Filip Chajzer je na śniadanie frytki
Wielu fanom spodobało się rozwiązanie Chajzera. "Filip, czy to faktycznie smakuje jak frytki? Chciałam się wyposażyć w taki sprzęt, ale boję się, że to będą po prostu pieczone, podłużne ziemniaki, a nie frytki. Czekam na opinię fachowca" – poprosiła o radę jedna z nich. Ekspert jeszcze się nie wypowiedział na ten temat.

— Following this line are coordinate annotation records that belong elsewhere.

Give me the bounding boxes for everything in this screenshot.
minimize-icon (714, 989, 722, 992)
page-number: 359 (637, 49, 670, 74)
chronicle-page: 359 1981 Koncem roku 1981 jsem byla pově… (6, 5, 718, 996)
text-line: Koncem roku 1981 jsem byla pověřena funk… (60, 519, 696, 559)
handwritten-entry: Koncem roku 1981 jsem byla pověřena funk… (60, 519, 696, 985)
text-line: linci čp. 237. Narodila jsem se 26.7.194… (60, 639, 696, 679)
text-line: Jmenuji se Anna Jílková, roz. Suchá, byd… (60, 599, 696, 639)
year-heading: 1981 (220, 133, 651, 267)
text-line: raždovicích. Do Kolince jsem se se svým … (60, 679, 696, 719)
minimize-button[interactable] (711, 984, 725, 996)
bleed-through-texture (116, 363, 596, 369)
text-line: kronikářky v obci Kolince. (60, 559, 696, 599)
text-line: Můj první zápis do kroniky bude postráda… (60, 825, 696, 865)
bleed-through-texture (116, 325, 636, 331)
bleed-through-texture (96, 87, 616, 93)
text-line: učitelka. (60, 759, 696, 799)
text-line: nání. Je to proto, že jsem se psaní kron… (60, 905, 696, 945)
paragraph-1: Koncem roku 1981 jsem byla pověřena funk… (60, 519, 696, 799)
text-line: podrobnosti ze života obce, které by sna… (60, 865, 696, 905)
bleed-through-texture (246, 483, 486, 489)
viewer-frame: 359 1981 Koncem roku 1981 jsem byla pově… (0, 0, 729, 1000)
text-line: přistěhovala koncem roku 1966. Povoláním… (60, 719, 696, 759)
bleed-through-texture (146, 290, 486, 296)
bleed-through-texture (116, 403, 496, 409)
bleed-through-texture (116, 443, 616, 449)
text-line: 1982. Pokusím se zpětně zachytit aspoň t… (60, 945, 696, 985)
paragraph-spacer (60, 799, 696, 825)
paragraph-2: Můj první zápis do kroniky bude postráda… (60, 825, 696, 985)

Inni zachwycali się: "Idealne śniadanie", "Spróbuję, jak przestanę być na diecie", "Mniam! Ślinka cieknie". Okazało się, że spora część obserwatorów Chajzera korzysta z podobnego urządzenia.
Znaleźli się też tacy, którzy zdziwili się, że Chajzer wybrał taki posiłek na rozpoczęcie swojego dnia. "Na śniadanie? Co to za dieta?" – zapytała fanka. "Na śniadanie nie, ale na obiad super" – skomentowała inna. Nie brakowało też innych "śniadaniowych" pomysłów. "Ja byłem lepszy. O 6:00 bigos" – pochwalił się mężczyzna. A wy, co jedliście dziś na śniadanie?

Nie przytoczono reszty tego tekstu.